Program Notes by Dr. K. Dawn Grapes

Date of Composition: 1953
Duration: 15 minutes

Few composers have developed a style as individual and recognizable as Astor Piazzolla (1921–1992). Born in Argentina, but raised in New York City, Piazzolla was intrigued by the tango music he heard from an early age in his parents’ record collection. He eagerly learned to play the bandoneon—an accordion-like South American concertina—at just eight years of age. Three years later, he composed his first tango, and it was not long before he was playing with an assortment of tango orchestras. Thus it seems inevitable that Piazzolla returned to his land of birth at age seventeen to pursue a career performing in the best tango clubs in the world. While arranging music for his own groups, he began composition lessons with acclaimed Argentinean composer Alberto Ginastera and experimented with mixing tango themes with traditional classical music. He was so successful that he earned a scholarship to study in France with world-renowned pedagogue Nadia Boulanger, who encouraged his tango-jazz-classical mix. Tango purists scoffed at his creations, but he was eventually credited with developing what is now known as tango nuevo, an innovative, fresh take on the traditional dance.

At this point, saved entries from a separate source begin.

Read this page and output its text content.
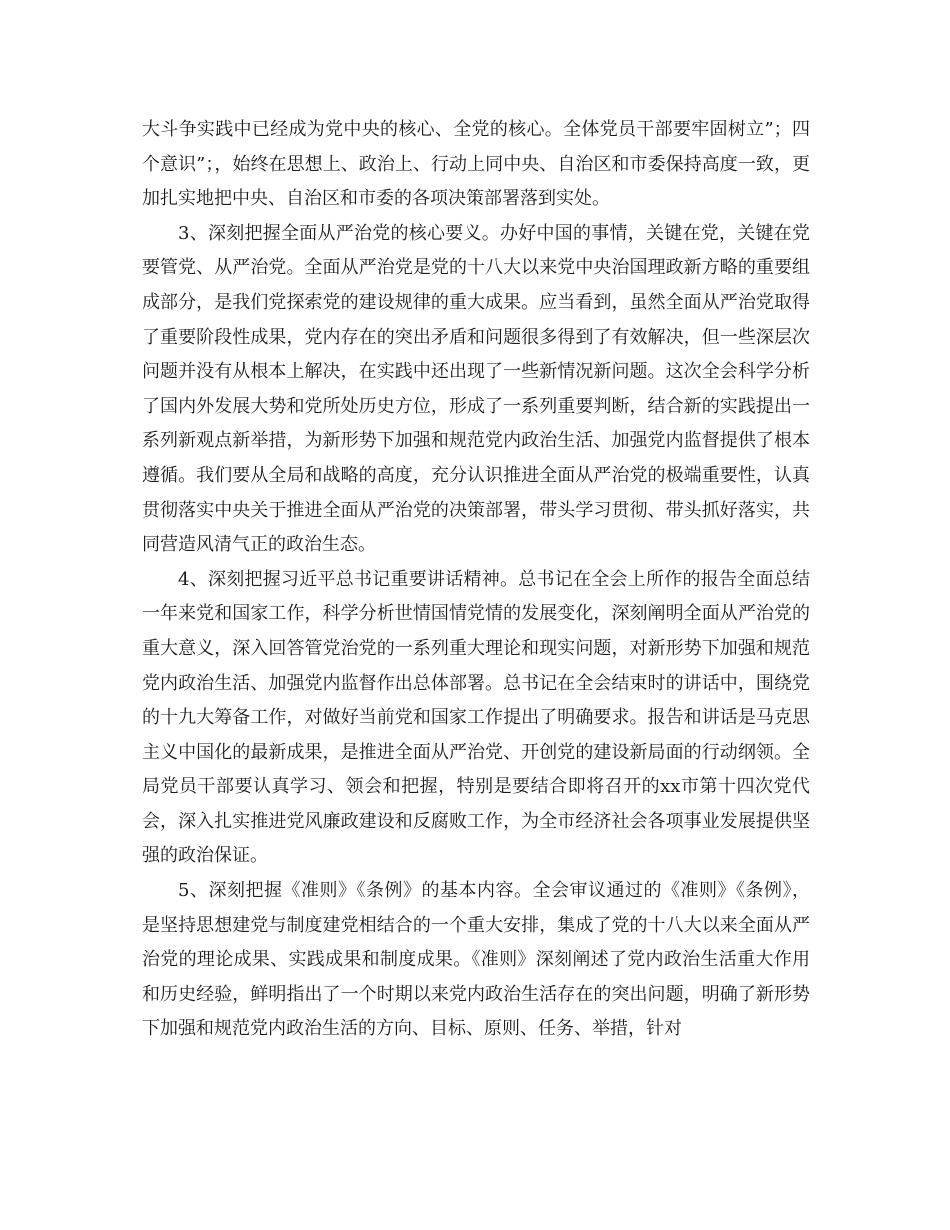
大斗争实践中已经成为党中央的核心、全党的核心。全体党员干部要牢固树立”；四个意识”；，始终在思想上、政治上、行动上同中央、自治区和市委保持高度一致，更加扎实地把中央、自治区和市委的各项决策部署落到实处。

3、深刻把握全面从严治党的核心要义。办好中国的事情，关键在党，关键在党要管党、从严治党。全面从严治党是党的十八大以来党中央治国理政新方略的重要组成部分，是我们党探索党的建设规律的重大成果。应当看到，虽然全面从严治党取得了重要阶段性成果，党内存在的突出矛盾和问题很多得到了有效解决，但一些深层次问题并没有从根本上解决，在实践中还出现了一些新情况新问题。这次全会科学分析了国内外发展大势和党所处历史方位，形成了一系列重要判断，结合新的实践提出一系列新观点新举措，为新形势下加强和规范党内政治生活、加强党内监督提供了根本遵循。我们要从全局和战略的高度，充分认识推进全面从严治党的极端重要性，认真贯彻落实中央关于推进全面从严治党的决策部署，带头学习贯彻、带头抓好落实，共同营造风清气正的政治生态。

4、深刻把握习近平总书记重要讲话精神。总书记在全会上所作的报告全面总结一年来党和国家工作，科学分析世情国情党情的发展变化，深刻阐明全面从严治党的重大意义，深入回答管党治党的一系列重大理论和现实问题，对新形势下加强和规范党内政治生活、加强党内监督作出总体部署。总书记在全会结束时的讲话中，围绕党的十九大筹备工作，对做好当前党和国家工作提出了明确要求。报告和讲话是马克思主义中国化的最新成果，是推进全面从严治党、开创党的建设新局面的行动纲领。全局党员干部要认真学习、领会和把握，特别是要结合即将召开的xx市第十四次党代会，深入扎实推进党风廉政建设和反腐败工作，为全市经济社会各项事业发展提供坚强的政治保证。

5、深刻把握《准则》《条例》的基本内容。全会审议通过的《准则》《条例》，是坚持思想建党与制度建党相结合的一个重大安排，集成了党的十八大以来全面从严治党的理论成果、实践成果和制度成果。《准则》深刻阐述了党内政治生活重大作用和历史经验，鲜明指出了一个时期以来党内政治生活存在的突出问题，明确了新形势下加强和规范党内政治生活的方向、目标、原则、任务、举措，针对
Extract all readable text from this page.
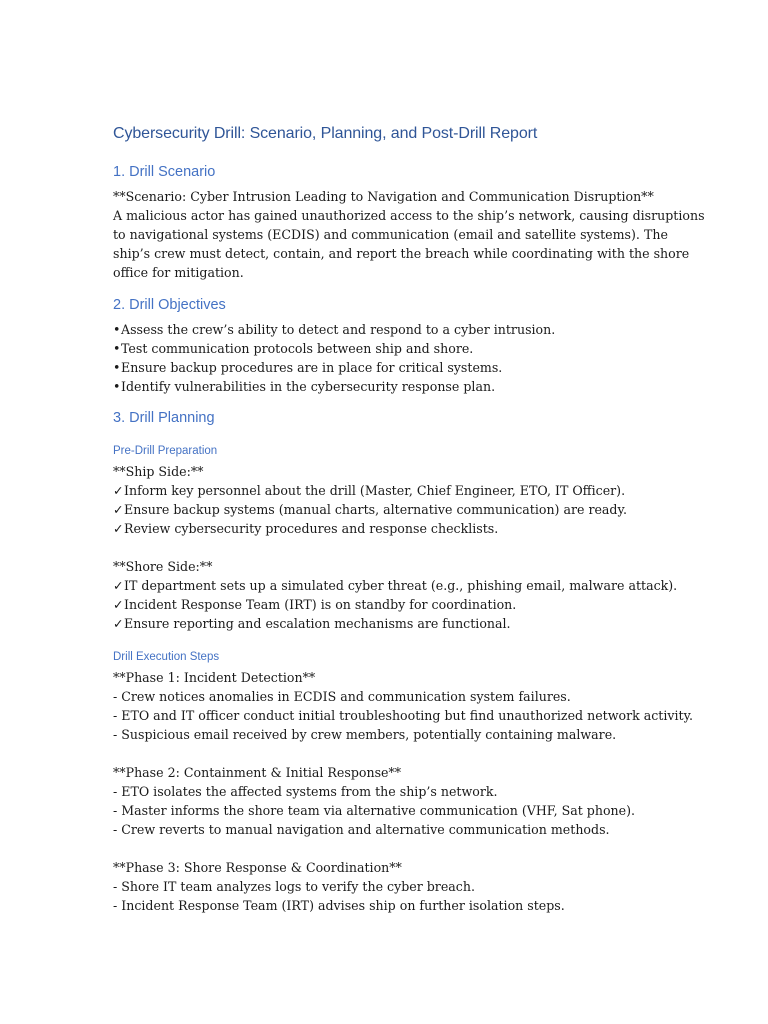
Cybersecurity Drill: Scenario, Planning, and Post-Drill Report
1. Drill Scenario

**Scenario: Cyber Intrusion Leading to Navigation and Communication Disruption**

A malicious actor has gained unauthorized access to the ship’s network, causing disruptions

to navigational systems (ECDIS) and communication (email and satellite systems). The

ship’s crew must detect, contain, and report the breach while coordinating with the shore

office for mitigation.

2. Drill Objectives

•Assess the crew’s ability to detect and respond to a cyber intrusion.

•Test communication protocols between ship and shore.

•Ensure backup procedures are in place for critical systems.

•Identify vulnerabilities in the cybersecurity response plan.

3. Drill Planning
Pre-Drill Preparation

**Ship Side:**

✓Inform key personnel about the drill (Master, Chief Engineer, ETO, IT Officer).

✓Ensure backup systems (manual charts, alternative communication) are ready.

✓Review cybersecurity procedures and response checklists.

**Shore Side:**

✓IT department sets up a simulated cyber threat (e.g., phishing email, malware attack).

✓Incident Response Team (IRT) is on standby for coordination.

✓Ensure reporting and escalation mechanisms are functional.

Drill Execution Steps

**Phase 1: Incident Detection**

- Crew notices anomalies in ECDIS and communication system failures.

- ETO and IT officer conduct initial troubleshooting but find unauthorized network activity.

- Suspicious email received by crew members, potentially containing malware.

**Phase 2: Containment & Initial Response**

- ETO isolates the affected systems from the ship’s network.

- Master informs the shore team via alternative communication (VHF, Sat phone).

- Crew reverts to manual navigation and alternative communication methods.

**Phase 3: Shore Response & Coordination**

- Shore IT team analyzes logs to verify the cyber breach.

- Incident Response Team (IRT) advises ship on further isolation steps.
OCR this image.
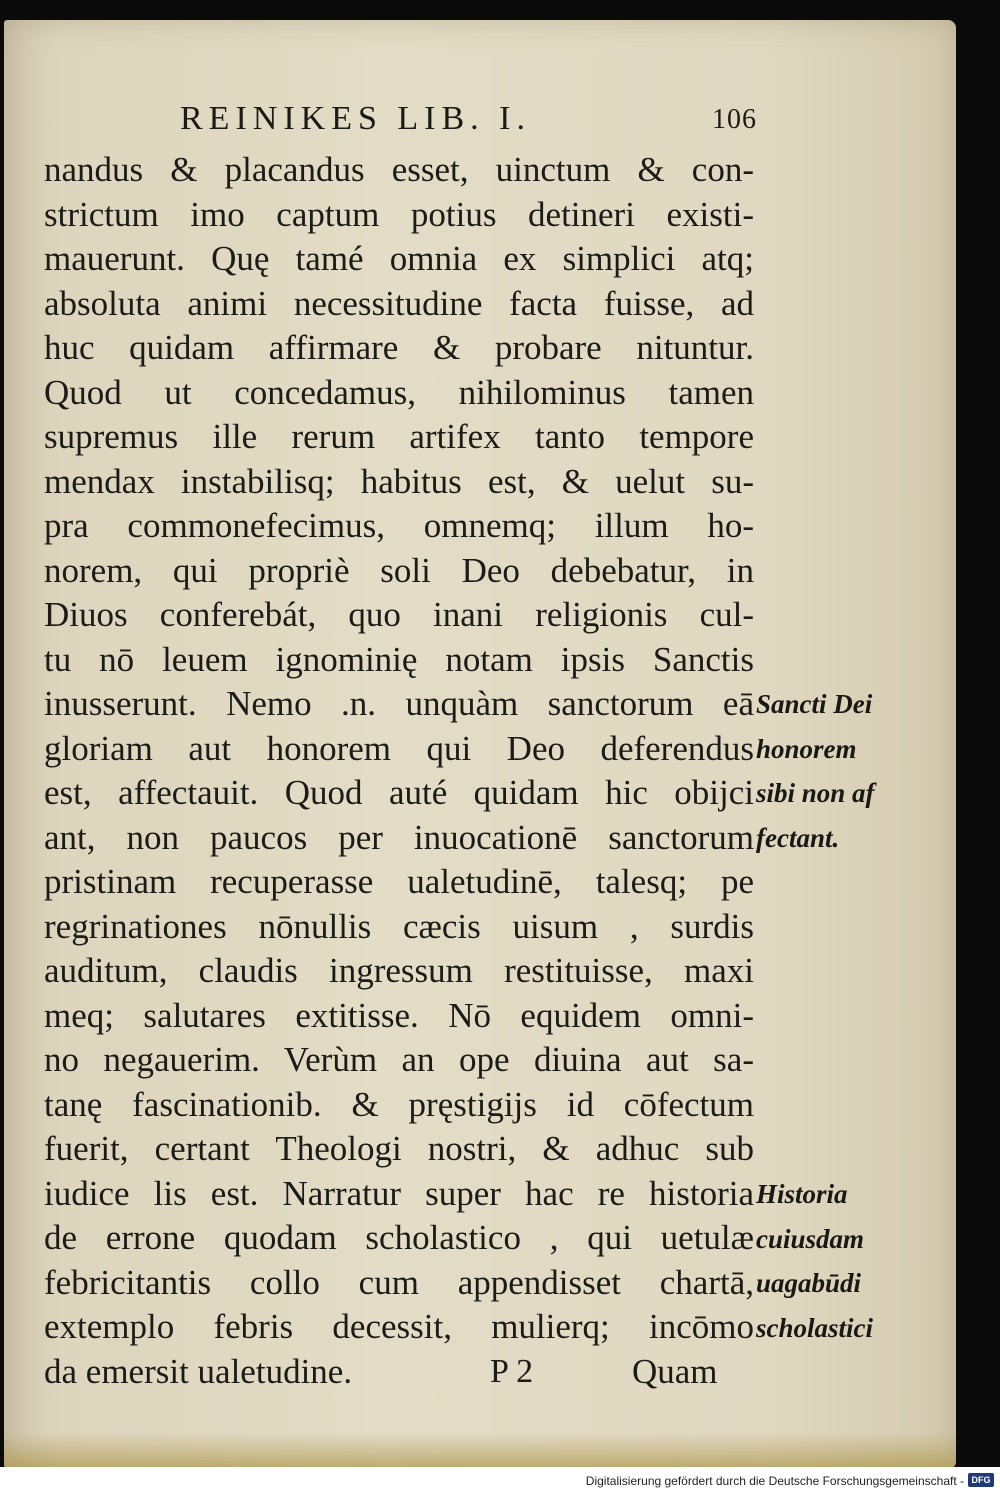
REINIKES LIB. I.	106
nandus & placandus esset, uinctum & con-
strictum imo captum potius detineri existi-
mauerunt. Quę tamé omnia ex simplici atq;
absoluta animi necessitudine facta fuisse, ad
huc quidam affirmare & probare nituntur.
Quod ut concedamus, nihilominus tamen
supremus ille rerum artifex tanto tempore
mendax instabilisq; habitus est, & uelut su-
pra commonefecimus, omnemq; illum ho-
norem, qui propriè soli Deo debebatur, in
Diuos conferebát, quo inani religionis cul-
tu nō leuem ignominię notam ipsis Sanctis
inusserunt. Nemo .n. unquàm sanctorum eā
gloriam aut honorem qui Deo deferendus
est, affectauit. Quod auté quidam hic obijci
ant, non paucos per inuocationē sanctorum
pristinam recuperasse ualetudinē, talesq; pe
regrinationes nōnullis cæcis uisum , surdis
auditum, claudis ingressum restituisse, maxi
meq; salutares extitisse. Nō equidem omni-
no negauerim. Verùm an ope diuina aut sa-
tanę fascinationib. & pręstigijs id cōfectum
fuerit, certant Theologi nostri, & adhuc sub
iudice lis est. Narratur super hac re historia
de errone quodam scholastico , qui uetulæ
febricitantis collo cum appendisset chartā,
extemplo febris decessit, mulierq; incōmo
da emersit ualetudine.	P 2	Quam
Sancti Dei
honorem
sibi non af
fectant.
Historia
cuiusdam
uagabūdi
scholastici
Digitalisierung gefördert durch die Deutsche Forschungsgemeinschaft - DFG
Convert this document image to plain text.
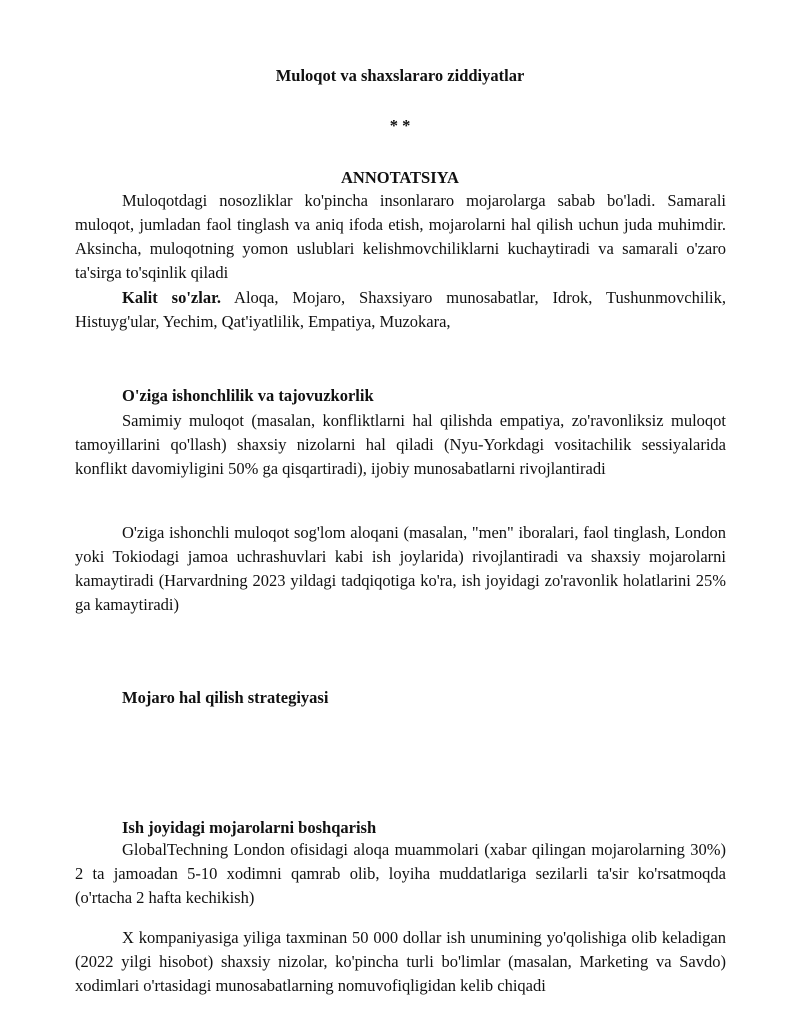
Muloqot va shaxslararo ziddiyatlar
* *
ANNOTATSIYA

Muloqotdagi nosozliklar ko'pincha insonlararo mojarolarga sabab bo'ladi. Samarali muloqot, jumladan faol tinglash va aniq ifoda etish, mojarolarni hal qilish uchun juda muhimdir. Aksincha, muloqotning yomon uslublari kelishmovchiliklarni kuchaytiradi va samarali o'zaro ta'sirga to'sqinlik qiladi

Kalit so'zlar. Aloqa, Mojaro, Shaxsiyaro munosabatlar, Idrok, Tushunmovchilik, Histuyg'ular, Yechim, Qat'iyatlilik, Empatiya, Muzokara,

O'ziga ishonchlilik va tajovuzkorlik

Samimiy muloqot (masalan, konfliktlarni hal qilishda empatiya, zo'ravonliksiz muloqot tamoyillarini qo'llash) shaxsiy nizolarni hal qiladi (Nyu-Yorkdagi vositachilik sessiyalarida konflikt davomiyligini 50% ga qisqartiradi), ijobiy munosabatlarni rivojlantiradi

O'ziga ishonchli muloqot sog'lom aloqani (masalan, "men" iboralari, faol tinglash, London yoki Tokiodagi jamoa uchrashuvlari kabi ish joylarida) rivojlantiradi va shaxsiy mojarolarni kamaytiradi (Harvardning 2023 yildagi tadqiqotiga ko'ra, ish joyidagi zo'ravonlik holatlarini 25% ga kamaytiradi)

Mojaro hal qilish strategiyasi
Ish joyidagi mojarolarni boshqarish

GlobalTechning London ofisidagi aloqa muammolari (xabar qilingan mojarolarning 30%) 2 ta jamoadan 5-10 xodimni qamrab olib, loyiha muddatlariga sezilarli ta'sir ko'rsatmoqda (o'rtacha 2 hafta kechikish)

X kompaniyasiga yiliga taxminan 50 000 dollar ish unumining yo'qolishiga olib keladigan (2022 yilgi hisobot) shaxsiy nizolar, ko'pincha turli bo'limlar (masalan, Marketing va Savdo) xodimlari o'rtasidagi munosabatlarning nomuvofiqligidan kelib chiqadi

Sinfonietta was composed in 1953, just before Piazzolla took that fateful trip to France, and before he had solidified his personal style. Written in three movements, a tango influence is immediately evident in the opening “Dramatico,” which simulates the slow careful movement associated with the Argentinian dance over a repetitious bass line. “Sobrio” shifts moods, matching the sober title with a cinematic journey channeling several early twentieth-century European composers. The final “Jubiloso” juxtaposes sounds from the previous two, using tango rhythms to scaffold a dramatic musical conclusion.